骨转移是肿瘤细胞与骨髓细胞之间复杂串扰的结果。骨髓脂肪细胞(BMAs)是成人体内骨髓中最丰富的细胞类型。因此,我们探讨了 BMAs 对肺癌骨转移的影响。
采用 RNA-seq 比较骨转移 SBC5 细胞和非骨转移 SBC3 细胞的 mRNA 表达水平。使用罗格列酮诱导骨髓脂肪增多和股骨内注射 SBC5 细胞,在体内证明 BMAs 与 SBC5 细胞之间的关系。共培养系统、基因共表达、基因本体(GO)富集分析和蛋白质-蛋白质相互作用(PPI)网络用于探索潜在的机制。
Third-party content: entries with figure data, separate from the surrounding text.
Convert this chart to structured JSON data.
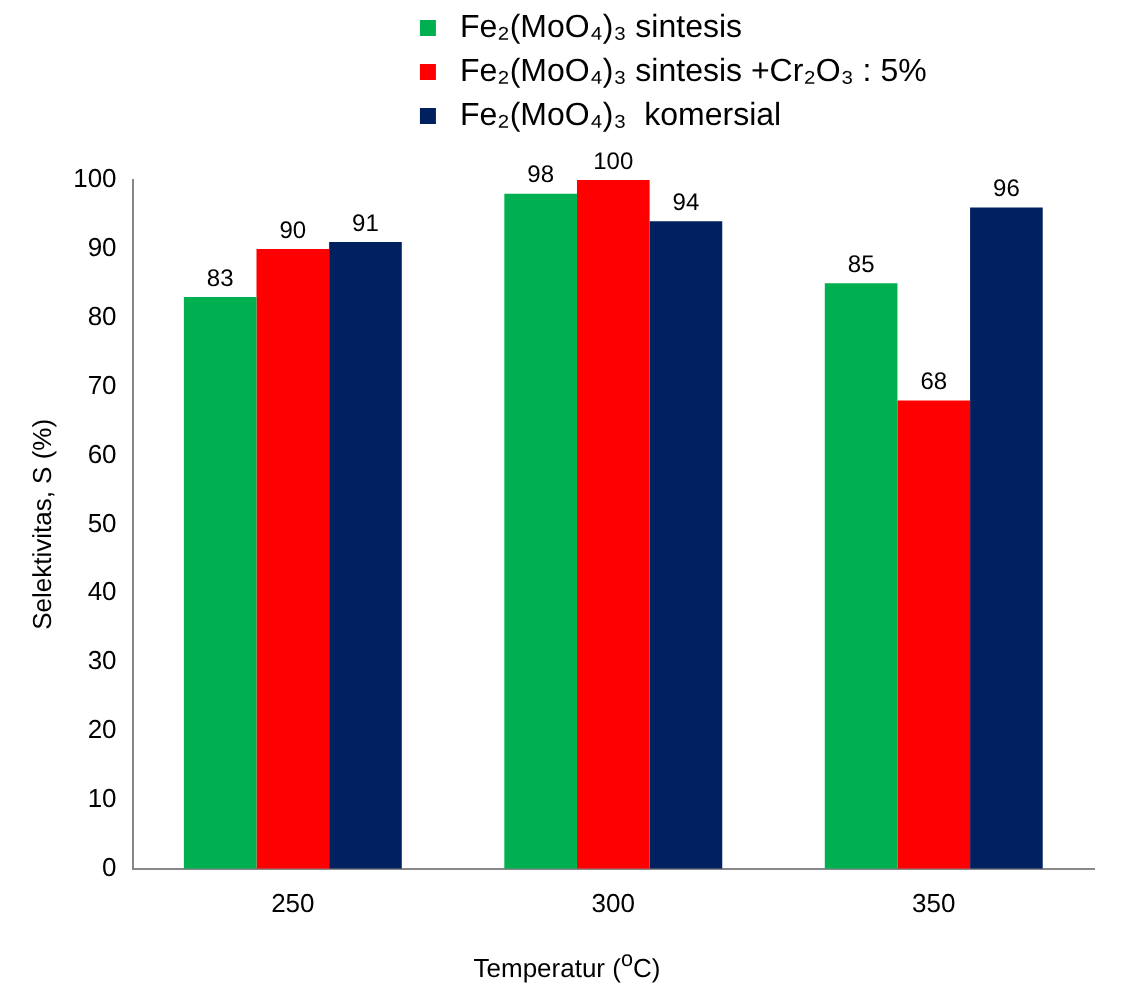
{
  "chart_data": {
    "type": "bar",
    "xlabel": "Temperatur ($^{o}$C)",
    "ylabel": "Selektivitas, S (%)",
    "categories": [
      "250",
      "300",
      "350"
    ],
    "series": [
      {
        "name": "Fe₂(MoO₄)₃ sintesis",
        "color": "#00b050",
        "values": [
          83,
          98,
          85
        ]
      },
      {
        "name": "Fe₂(MoO₄)₃ sintesis +Cr₂O₃ : 5%",
        "color": "#ff0000",
        "values": [
          90,
          100,
          68
        ]
      },
      {
        "name": "Fe₂(MoO₄)₃  komersial",
        "color": "#002060",
        "values": [
          91,
          94,
          96
        ]
      }
    ],
    "ylim": [
      0,
      100
    ],
    "yticks": [
      0,
      10,
      20,
      30,
      40,
      50,
      60,
      70,
      80,
      90,
      100
    ],
    "grid": false,
    "legend": "top",
    "data_labels": true
  }
}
BMAs 特异性增强了骨转移 SBC5 而非非骨转移 SBC3 的体外侵袭。SBC5 而非 SBC3 促进成骨细胞和破骨细胞分化以及成熟 BMAs 的去分化。罗格列酮诱导的骨髓脂肪增多显著增强了 SBC5 在体内引起的溶骨性病变。RNA-seq 显示,与 SBC3 相比,S100A9 和 S100A8 基因在 SBC5 细胞中上调最为显著。SBC5 中 S100A8/9 的高表达可能是肺癌细胞与 BMAs 之间串扰的原因。更重要的是,白细胞介素 6 受体(IL6R)在 1q21.3 与 S100A8/A9 相邻,在体外 BMAs 明显上调。S100A8/A9(1μg/ml)可明显增强成骨细胞分化,抑制脂肪细胞分化,而 TLR4 抑制剂 TAK242(10μmol/L)显著减弱了这种作用。
我们的研究表明,骨髓脂肪细胞可能通过 1q21.3(S100A8/A9-IL6R)-TLR4 途径与肺癌细胞通讯,促进溶骨性骨破坏。1q21.3(S100A8/A9-IL6R)是治疗肺癌骨转移的潜在靶点。